Ces tests ont eux-mêmes une limite : ils supposent des chutes verticales, où la tête heurte de plein fouet le sol. En réalité, les chutes sont plus souvent latérales, le cycliste bougeant la tête par réflexe. Or, les casques amortissent moins bien les chutes latérales.

Comment diminuer la mortalité chez les cyclistes ?

Selon Kay Teschke, professeure à l’université de Colombie-Britannique et coauteure en 2015 d’une importante étude canadienne comparant les taux d’hospitalisation de cyclistes d’une province à l’autre, le port du casque n’est certainement pas la meilleure façon de réduire la mortalité à vélo. Le but de l’étude était d’évaluer si une loi rendant le port du casque obligatoire serait efficace. « Au Danemark et aux Pays-Bas, le port du casque est rare. Pourtant, les taux de décès chez les cyclistes sont 3 à 5 fois plus bas qu’aux États-Unis, au Royaume-Uni ou au Canada, où l’utilisation du casque est fréquente », souligne-t-elle. Le Dr Lavoie rappelle d’ailleurs un concept important : le casque ne prévient pas les accidents, mais plutôt les blessures en cas d’accident. « Le casque est une mesure de deuxième ligne, insiste le médecin. La meilleure chose à faire en prévention, c’est plutôt d’éviter que ces événements surviennent. »

« Ce qui fait la sécurité des villes comme Amsterdam et Copenhague, ce sont des environnements plus sûrs pour les cyclistes, confirme le Dr Patrick Morency. Ces villes ont restreint l’espace dédié aux automobiles pour favoriser les transports collectifs, diminuant ainsi le nombre de véhicules en circulation.
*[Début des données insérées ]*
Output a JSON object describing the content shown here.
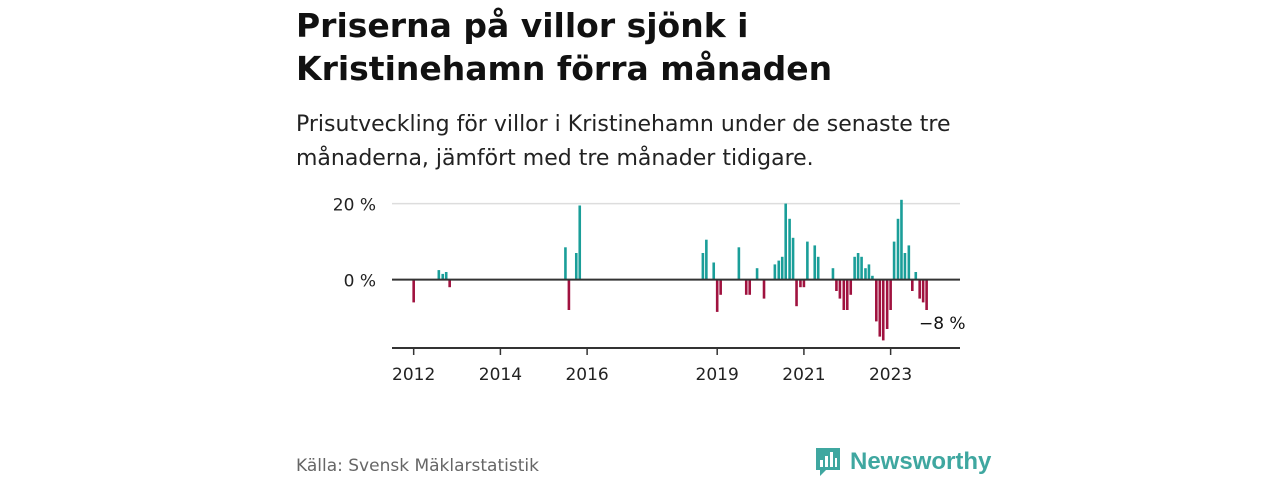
{
  "header": {
    "title": "Priserna på villor sjönk i Kristinehamn förra månaden",
    "subtitle": "Prisutveckling för villor i Kristinehamn under de senaste tre månaderna, jämfört med tre månader tidigare."
  },
  "footer": {
    "source": "Källa: Svensk Mäklarstatistik",
    "brand": "Newsworthy",
    "brand_icon": "newsworthy-logo-icon"
  },
  "colors": {
    "positive": "#1a9e99",
    "negative": "#a0123f",
    "axis": "#333333",
    "grid": "#dddddd"
  },
  "chart_data": {
    "type": "bar",
    "x_axis": {
      "start": 2011.5,
      "end": 2024.6,
      "ticks": [
        2012,
        2014,
        2016,
        2019,
        2021,
        2023
      ],
      "tick_labels": [
        "2012",
        "2014",
        "2016",
        "2019",
        "2021",
        "2023"
      ]
    },
    "y_axis": {
      "ylim": [
        -18,
        22
      ],
      "ticks": [
        0,
        20
      ],
      "tick_labels": [
        "0 %",
        "20 %"
      ]
    },
    "grid": true,
    "annotation": {
      "text": "−8 %",
      "x": 2024.33,
      "value": -8
    },
    "series": [
      {
        "points": [
          [
            2012.0,
            -6
          ],
          [
            2012.58,
            2.5
          ],
          [
            2012.67,
            1.5
          ],
          [
            2012.75,
            2
          ],
          [
            2012.83,
            -2
          ],
          [
            2015.5,
            8.5
          ],
          [
            2015.58,
            -8
          ],
          [
            2015.75,
            7
          ],
          [
            2015.83,
            19.5
          ],
          [
            2018.67,
            7
          ],
          [
            2018.75,
            10.5
          ],
          [
            2018.92,
            4.5
          ],
          [
            2019.0,
            -8.5
          ],
          [
            2019.08,
            -4
          ],
          [
            2019.5,
            8.5
          ],
          [
            2019.67,
            -4
          ],
          [
            2019.75,
            -4
          ],
          [
            2019.92,
            3
          ],
          [
            2020.08,
            -5
          ],
          [
            2020.33,
            4
          ],
          [
            2020.42,
            5
          ],
          [
            2020.5,
            6
          ],
          [
            2020.58,
            20
          ],
          [
            2020.67,
            16
          ],
          [
            2020.75,
            11
          ],
          [
            2020.83,
            -7
          ],
          [
            2020.92,
            -2
          ],
          [
            2021.0,
            -2
          ],
          [
            2021.08,
            10
          ],
          [
            2021.25,
            9
          ],
          [
            2021.33,
            6
          ],
          [
            2021.67,
            3
          ],
          [
            2021.75,
            -3
          ],
          [
            2021.83,
            -5
          ],
          [
            2021.92,
            -8
          ],
          [
            2022.0,
            -8
          ],
          [
            2022.08,
            -4
          ],
          [
            2022.17,
            6
          ],
          [
            2022.25,
            7
          ],
          [
            2022.33,
            6
          ],
          [
            2022.42,
            3
          ],
          [
            2022.5,
            4
          ],
          [
            2022.58,
            1
          ],
          [
            2022.67,
            -11
          ],
          [
            2022.75,
            -15
          ],
          [
            2022.83,
            -16
          ],
          [
            2022.92,
            -13
          ],
          [
            2023.0,
            -8
          ],
          [
            2023.08,
            10
          ],
          [
            2023.17,
            16
          ],
          [
            2023.25,
            21
          ],
          [
            2023.33,
            7
          ],
          [
            2023.42,
            9
          ],
          [
            2023.5,
            -3
          ],
          [
            2023.58,
            2
          ],
          [
            2023.67,
            -5
          ],
          [
            2023.75,
            -6
          ],
          [
            2023.83,
            -8
          ]
        ]
      }
    ]
  }
}
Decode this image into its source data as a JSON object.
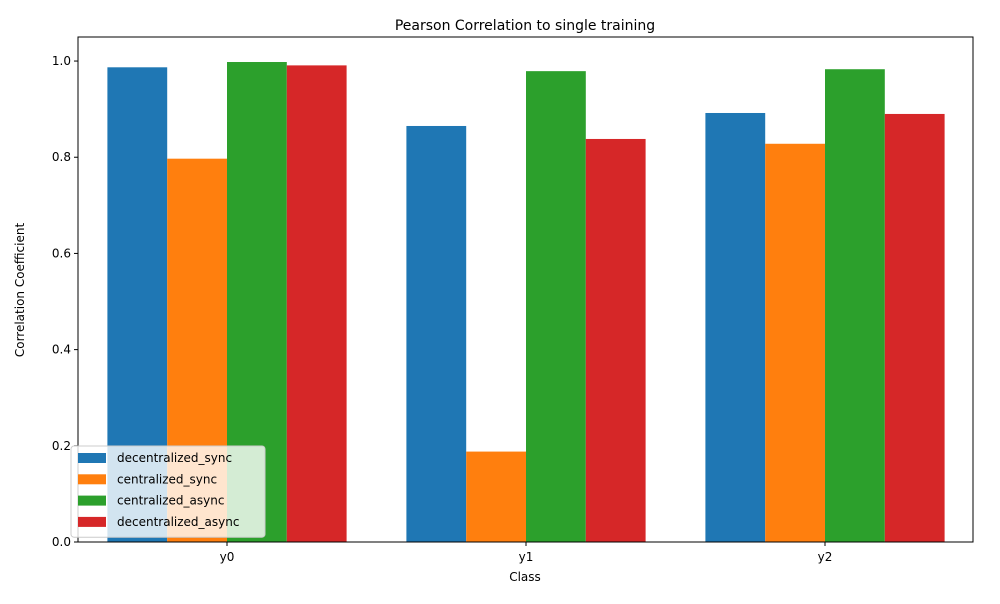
{
  "chart_data": {
    "type": "bar",
    "title": "Pearson Correlation to single training",
    "xlabel": "Class",
    "ylabel": "Correlation Coefficient",
    "categories": [
      "y0",
      "y1",
      "y2"
    ],
    "ylim": [
      0,
      1.05
    ],
    "yticks": [
      "0.0",
      "0.2",
      "0.4",
      "0.6",
      "0.8",
      "1.0"
    ],
    "grid": false,
    "legend_position": "lower-left",
    "series": [
      {
        "name": "decentralized_sync",
        "color": "#1f77b4",
        "values": [
          0.987,
          0.865,
          0.892
        ]
      },
      {
        "name": "centralized_sync",
        "color": "#ff7f0e",
        "values": [
          0.797,
          0.188,
          0.828
        ]
      },
      {
        "name": "centralized_async",
        "color": "#2ca02c",
        "values": [
          0.998,
          0.979,
          0.983
        ]
      },
      {
        "name": "decentralized_async",
        "color": "#d62728",
        "values": [
          0.991,
          0.838,
          0.89
        ]
      }
    ]
  }
}
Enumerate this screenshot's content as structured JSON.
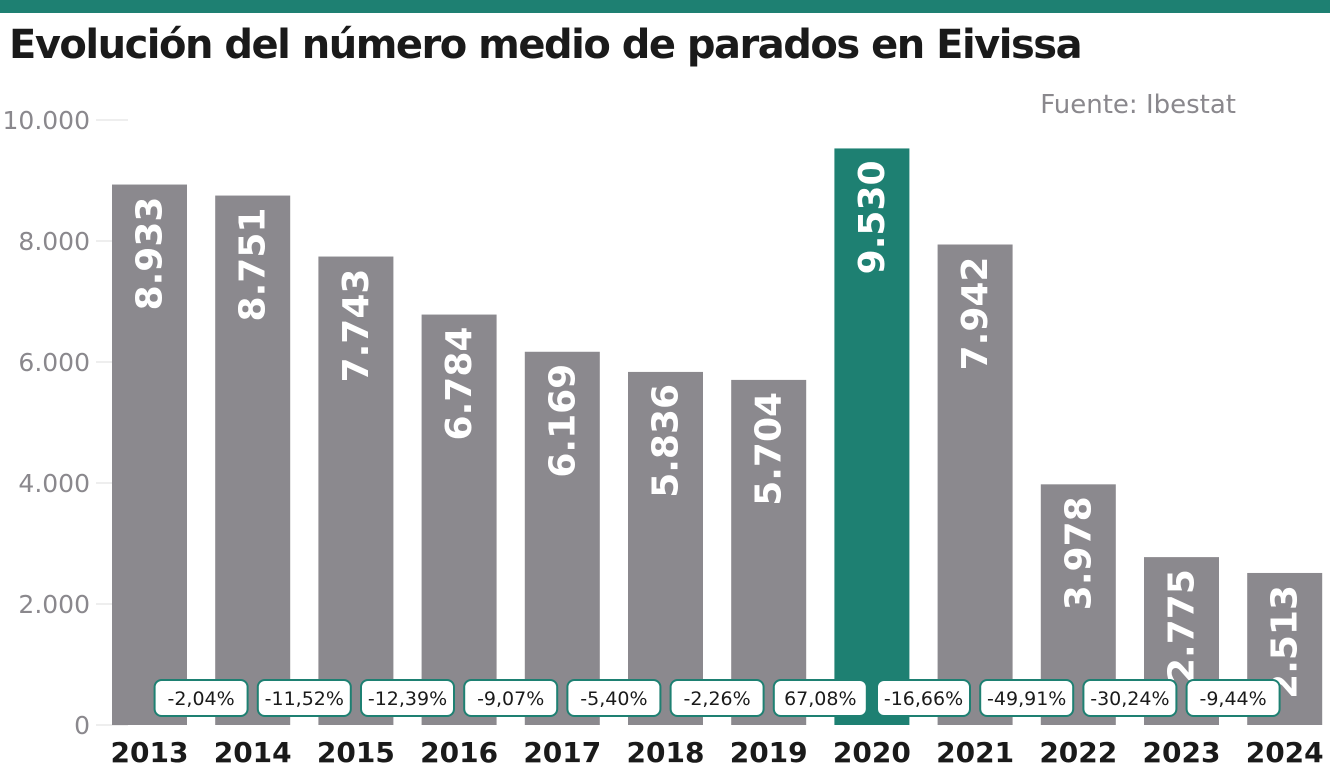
{
  "header": {
    "title": "Evolución del número medio de parados en Eivissa",
    "source": "Fuente: Ibestat"
  },
  "colors": {
    "accent": "#1e8072",
    "bar": "#8b898e",
    "highlight": "#1e8072",
    "axis_text": "#8a888d",
    "text": "#1a1a1a"
  },
  "chart_data": {
    "type": "bar",
    "title": "Evolución del número medio de parados en Eivissa",
    "xlabel": "",
    "ylabel": "",
    "categories": [
      "2013",
      "2014",
      "2015",
      "2016",
      "2017",
      "2018",
      "2019",
      "2020",
      "2021",
      "2022",
      "2023",
      "2024"
    ],
    "values": [
      8933,
      8751,
      7743,
      6784,
      6169,
      5836,
      5704,
      9530,
      7942,
      3978,
      2775,
      2513
    ],
    "value_labels": [
      "8.933",
      "8.751",
      "7.743",
      "6.784",
      "6.169",
      "5.836",
      "5.704",
      "9.530",
      "7.942",
      "3.978",
      "2.775",
      "2.513"
    ],
    "highlight_category": "2020",
    "ylim": [
      0,
      10000
    ],
    "yticks": [
      0,
      2000,
      4000,
      6000,
      8000,
      10000
    ],
    "ytick_labels": [
      "0",
      "2.000",
      "4.000",
      "6.000",
      "8.000",
      "10.000"
    ],
    "grid": false,
    "annotations": [
      "-2,04%",
      "-11,52%",
      "-12,39%",
      "-9,07%",
      "-5,40%",
      "-2,26%",
      "67,08%",
      "-16,66%",
      "-49,91%",
      "-30,24%",
      "-9,44%"
    ]
  }
}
Ils ont également aménagé des voies cyclables distinctes pour séparer les cyclistes de la circulation automobile. »

La santé publique réclame d’ailleurs de tels réseaux de pistes cyclables sur les grandes artères. « Si on ne cherche pas des coupables, mais plutôt des solutions, les stratégies environnementales sont les premières qui viennent en tête, conclut-il. Par principe de prudence, il est préférable de porter un casque. Cependant, ce qui influence le risque d’être tué à bicyclette, c’est d’abord et avant tout la probabilité d’être exposé à des véhicules. La meilleure manière de réduire la mortalité, c’est donc par des aménagements routiers appropriés. »

Verdict

Il est impossible de donner avec précision le nombre de vies qui auraient été sauvées si le casque était obligatoire, mais on sait déjà que seule une partie des accidents mortels serait concernée (au Québec, 9 sur 23). De plus, comme l’INSPQ estime que le port du casque ne diminue que de 60 % la probabilité de blessures à la tête, le nombre final de décès évités pourrait être encore moins élevé.